E’ il caso ad esempio di David Gomiero, che avrebbe sviluppato la sua patologia, dismetabolismo dei carboidrati e del sistema immunitario, subito dopo essere stato vaccinato all’arruolamento. Tuttavia il Comitato di verifica per le cause di servizio ha rifiutato per ben due volte la sua domanda, non riconoscendo il nesso causale. E questo perché casi come il suo non sono contemplati dalla legge militare. Come ha spiegato il generale Claudio Debertolis, segretario generale della Difesa e Direttore nazionale degli armamenti, in una sua recente audizione alla commissione d’inchiesta del Senato sull’uranio impoverito, bisognerebbe modificare l’articolo 603 del codice dell’ordinamento militare, “in modo da fargli ricomprendere, ai fini del riconoscimento di infermità dipendente da causa di servizio, anche i danni iatrogeni, conseguenti cioè ad una terapia medica, ivi comprese le reazioni avverse a vaccinazioni”.
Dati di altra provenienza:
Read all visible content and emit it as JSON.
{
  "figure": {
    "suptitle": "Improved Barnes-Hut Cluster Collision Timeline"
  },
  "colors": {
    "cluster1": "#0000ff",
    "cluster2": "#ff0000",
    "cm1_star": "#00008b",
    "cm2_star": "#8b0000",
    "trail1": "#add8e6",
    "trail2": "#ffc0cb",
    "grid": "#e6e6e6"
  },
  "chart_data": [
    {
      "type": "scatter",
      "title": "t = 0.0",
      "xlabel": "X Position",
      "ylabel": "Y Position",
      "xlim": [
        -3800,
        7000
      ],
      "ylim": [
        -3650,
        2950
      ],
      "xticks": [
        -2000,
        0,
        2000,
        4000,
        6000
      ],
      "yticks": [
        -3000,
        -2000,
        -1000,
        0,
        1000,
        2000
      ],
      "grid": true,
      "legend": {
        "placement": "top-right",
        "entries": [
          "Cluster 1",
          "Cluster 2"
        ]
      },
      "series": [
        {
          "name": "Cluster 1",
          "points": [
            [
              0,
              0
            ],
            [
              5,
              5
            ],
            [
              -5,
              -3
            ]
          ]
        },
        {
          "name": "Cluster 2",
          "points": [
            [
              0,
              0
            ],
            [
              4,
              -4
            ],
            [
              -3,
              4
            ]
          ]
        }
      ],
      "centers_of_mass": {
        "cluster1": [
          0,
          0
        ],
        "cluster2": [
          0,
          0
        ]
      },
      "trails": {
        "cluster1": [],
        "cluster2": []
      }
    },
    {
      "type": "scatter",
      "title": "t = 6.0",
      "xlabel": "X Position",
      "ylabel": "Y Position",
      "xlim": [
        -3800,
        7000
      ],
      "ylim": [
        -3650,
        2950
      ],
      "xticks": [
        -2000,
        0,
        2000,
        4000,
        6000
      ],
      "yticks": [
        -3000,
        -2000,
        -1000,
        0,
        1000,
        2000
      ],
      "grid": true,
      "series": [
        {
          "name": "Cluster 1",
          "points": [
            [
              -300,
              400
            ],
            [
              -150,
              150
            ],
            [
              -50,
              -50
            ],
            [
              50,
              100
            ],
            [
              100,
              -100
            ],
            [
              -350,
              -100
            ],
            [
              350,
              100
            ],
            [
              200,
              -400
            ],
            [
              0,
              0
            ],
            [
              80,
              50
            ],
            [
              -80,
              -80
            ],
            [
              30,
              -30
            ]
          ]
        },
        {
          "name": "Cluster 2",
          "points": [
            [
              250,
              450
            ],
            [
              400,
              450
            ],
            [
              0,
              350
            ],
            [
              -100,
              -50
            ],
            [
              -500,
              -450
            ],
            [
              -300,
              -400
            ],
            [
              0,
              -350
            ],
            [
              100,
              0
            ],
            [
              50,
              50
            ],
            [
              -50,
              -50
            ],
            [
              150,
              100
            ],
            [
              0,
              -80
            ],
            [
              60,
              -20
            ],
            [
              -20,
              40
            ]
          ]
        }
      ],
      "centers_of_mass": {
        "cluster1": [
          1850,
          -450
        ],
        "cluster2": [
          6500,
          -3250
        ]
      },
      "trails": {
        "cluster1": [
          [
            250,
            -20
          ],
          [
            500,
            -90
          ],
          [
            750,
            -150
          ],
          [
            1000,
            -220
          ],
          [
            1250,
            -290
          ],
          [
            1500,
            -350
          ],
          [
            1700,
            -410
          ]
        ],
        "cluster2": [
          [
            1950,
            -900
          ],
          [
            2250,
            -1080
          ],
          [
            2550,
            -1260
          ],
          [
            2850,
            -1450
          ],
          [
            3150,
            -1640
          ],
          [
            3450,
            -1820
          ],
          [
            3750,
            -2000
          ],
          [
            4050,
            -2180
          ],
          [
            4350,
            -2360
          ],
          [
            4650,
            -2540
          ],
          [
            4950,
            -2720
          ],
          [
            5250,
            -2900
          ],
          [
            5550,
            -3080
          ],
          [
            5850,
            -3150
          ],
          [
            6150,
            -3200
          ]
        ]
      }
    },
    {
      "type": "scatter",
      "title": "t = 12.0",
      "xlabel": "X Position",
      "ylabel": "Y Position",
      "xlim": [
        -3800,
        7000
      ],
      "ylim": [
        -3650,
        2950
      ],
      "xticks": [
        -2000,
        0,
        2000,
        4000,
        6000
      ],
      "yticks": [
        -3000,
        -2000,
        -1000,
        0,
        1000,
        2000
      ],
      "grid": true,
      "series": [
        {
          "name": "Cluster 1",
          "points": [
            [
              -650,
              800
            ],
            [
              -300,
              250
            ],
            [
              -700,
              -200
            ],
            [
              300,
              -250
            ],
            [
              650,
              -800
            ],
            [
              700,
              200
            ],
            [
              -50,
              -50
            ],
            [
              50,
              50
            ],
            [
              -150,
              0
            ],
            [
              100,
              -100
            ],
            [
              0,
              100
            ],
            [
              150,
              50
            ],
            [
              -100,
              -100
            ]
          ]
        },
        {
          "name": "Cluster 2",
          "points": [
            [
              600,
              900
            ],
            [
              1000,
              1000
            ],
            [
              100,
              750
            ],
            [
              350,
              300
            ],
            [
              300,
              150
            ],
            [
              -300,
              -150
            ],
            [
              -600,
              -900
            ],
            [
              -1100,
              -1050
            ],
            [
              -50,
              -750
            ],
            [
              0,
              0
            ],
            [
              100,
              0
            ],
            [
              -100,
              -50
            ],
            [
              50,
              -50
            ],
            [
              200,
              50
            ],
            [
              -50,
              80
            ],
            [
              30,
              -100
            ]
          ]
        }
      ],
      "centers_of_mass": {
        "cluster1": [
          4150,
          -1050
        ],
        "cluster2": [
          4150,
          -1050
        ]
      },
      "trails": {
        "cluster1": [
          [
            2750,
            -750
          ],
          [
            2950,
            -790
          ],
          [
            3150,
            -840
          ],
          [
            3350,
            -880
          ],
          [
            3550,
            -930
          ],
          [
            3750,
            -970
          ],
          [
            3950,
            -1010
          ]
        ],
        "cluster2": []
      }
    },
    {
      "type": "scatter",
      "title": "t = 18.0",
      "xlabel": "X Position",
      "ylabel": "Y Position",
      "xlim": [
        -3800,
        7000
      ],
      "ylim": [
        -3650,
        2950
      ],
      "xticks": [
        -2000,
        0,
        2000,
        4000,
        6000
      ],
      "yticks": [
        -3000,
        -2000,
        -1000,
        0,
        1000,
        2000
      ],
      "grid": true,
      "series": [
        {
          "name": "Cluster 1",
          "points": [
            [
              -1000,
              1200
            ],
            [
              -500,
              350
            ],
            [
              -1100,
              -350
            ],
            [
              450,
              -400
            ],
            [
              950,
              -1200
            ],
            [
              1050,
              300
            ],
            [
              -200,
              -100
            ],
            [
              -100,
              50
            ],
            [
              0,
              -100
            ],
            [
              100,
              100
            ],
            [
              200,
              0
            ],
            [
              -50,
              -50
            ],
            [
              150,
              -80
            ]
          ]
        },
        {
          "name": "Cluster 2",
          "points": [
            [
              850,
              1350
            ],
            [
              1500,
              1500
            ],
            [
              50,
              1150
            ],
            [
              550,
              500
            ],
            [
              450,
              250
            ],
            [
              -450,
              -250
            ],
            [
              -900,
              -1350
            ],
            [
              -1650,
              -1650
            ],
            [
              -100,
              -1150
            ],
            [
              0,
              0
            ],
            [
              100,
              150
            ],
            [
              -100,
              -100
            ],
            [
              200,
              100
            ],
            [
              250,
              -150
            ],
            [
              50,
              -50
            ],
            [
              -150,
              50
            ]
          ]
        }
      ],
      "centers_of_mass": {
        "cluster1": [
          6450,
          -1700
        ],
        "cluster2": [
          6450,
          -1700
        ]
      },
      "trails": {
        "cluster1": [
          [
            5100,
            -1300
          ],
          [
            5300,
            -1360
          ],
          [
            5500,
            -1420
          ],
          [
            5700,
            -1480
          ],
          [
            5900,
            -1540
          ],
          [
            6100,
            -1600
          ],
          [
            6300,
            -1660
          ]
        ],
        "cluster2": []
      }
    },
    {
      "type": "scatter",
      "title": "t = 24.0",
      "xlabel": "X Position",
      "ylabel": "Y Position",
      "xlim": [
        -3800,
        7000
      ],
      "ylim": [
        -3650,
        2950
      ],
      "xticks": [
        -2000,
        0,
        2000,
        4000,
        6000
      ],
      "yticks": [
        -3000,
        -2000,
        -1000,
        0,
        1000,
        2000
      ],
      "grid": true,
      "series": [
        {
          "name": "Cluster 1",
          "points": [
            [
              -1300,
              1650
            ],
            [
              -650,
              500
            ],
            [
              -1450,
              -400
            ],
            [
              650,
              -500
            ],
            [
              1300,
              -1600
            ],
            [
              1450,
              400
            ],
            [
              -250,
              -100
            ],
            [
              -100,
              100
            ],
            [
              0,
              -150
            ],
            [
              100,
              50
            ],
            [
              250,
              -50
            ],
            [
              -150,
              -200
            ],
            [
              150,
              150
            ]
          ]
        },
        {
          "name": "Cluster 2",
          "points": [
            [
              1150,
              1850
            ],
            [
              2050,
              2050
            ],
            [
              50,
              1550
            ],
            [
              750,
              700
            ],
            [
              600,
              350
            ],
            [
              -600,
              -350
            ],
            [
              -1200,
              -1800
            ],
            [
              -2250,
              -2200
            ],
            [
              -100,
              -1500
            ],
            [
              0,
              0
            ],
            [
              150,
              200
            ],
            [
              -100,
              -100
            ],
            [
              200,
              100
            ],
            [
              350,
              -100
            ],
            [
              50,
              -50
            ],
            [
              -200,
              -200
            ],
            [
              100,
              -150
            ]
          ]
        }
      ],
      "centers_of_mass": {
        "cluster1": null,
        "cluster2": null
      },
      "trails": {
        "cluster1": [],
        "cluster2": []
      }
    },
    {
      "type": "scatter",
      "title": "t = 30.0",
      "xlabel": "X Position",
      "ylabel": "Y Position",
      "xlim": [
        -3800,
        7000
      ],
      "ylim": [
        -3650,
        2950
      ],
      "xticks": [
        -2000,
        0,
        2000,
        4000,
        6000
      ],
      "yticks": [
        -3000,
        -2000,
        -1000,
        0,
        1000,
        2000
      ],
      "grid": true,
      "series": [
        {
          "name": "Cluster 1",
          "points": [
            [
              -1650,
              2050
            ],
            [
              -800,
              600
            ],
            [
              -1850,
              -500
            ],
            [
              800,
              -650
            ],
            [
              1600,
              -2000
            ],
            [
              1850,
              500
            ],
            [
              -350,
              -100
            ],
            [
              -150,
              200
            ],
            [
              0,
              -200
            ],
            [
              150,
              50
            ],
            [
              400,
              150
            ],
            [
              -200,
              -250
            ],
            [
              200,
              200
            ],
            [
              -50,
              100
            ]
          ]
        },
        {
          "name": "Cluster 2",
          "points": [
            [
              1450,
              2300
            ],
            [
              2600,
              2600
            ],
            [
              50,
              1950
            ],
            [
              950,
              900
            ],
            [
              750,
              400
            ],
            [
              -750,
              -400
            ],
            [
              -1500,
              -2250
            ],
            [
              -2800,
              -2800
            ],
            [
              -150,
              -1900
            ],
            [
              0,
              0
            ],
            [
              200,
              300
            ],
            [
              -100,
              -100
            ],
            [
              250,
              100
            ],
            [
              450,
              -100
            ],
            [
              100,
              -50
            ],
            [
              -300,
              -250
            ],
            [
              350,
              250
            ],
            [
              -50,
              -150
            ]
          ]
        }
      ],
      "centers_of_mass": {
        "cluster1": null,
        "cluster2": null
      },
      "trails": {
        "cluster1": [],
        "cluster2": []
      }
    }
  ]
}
La norma in questione infatti riconosce causa di servizio e indennizzi solo a chi ha contratto infermità o patologie tumorali connesse all’esposizione e all’utilizzo di proiettili all’uranio impoverito e alla dispersione nell’ambiente di nanoparticelle di minerali pesanti prodotte dalle esplosioni di materiale bellico. Quindi sono escluse altre cause. A questa modifica, secondo De Bertolis, ne andrebbe aggiunta un’altra sulla normativa secondaria di attuazione, basata sulla “concomitanza temporale” tra l’insorgere della malattia e la sottoposizione alla terapia medica. “Serve un intervento legislativo – ha detto il generale – che introduca il criterio di presunzione iuris tantum (cioé salvo la prova contraria), in alternativa a quello della presunzione legale iuris et de iure (che non la ammette), consentendo la qualificazione di infermità dipendente da causa di servizio, pur in assenza di un nesso causale scientificamente dimostrabile, ma riferendosi alle particolari condizioni in cui i fatti si sono svolti”. E proprio in tal senso si sta muovendo il senatore Giuseppe Caforio (Idv), membro della commissione Uranio. “Dobbiamo dare delle risposte a questi ragazzi e alle loro famiglie – spiega – Non si può continuare a far finta di niente dicendo che il problema non esiste. Per questo ho deciso di presentare un emendamento al ddl di delega al Governo per la revisione dello strumento militare, in cui tra i criteri per la corresponsione delle provvidenze alle vittime del dovere si inseriscono anche i casi di effetti avversi, ipotizzati come dipendenti dalle vaccinazioni somministrate al personale militare. Speriamo che non venga bocciato”.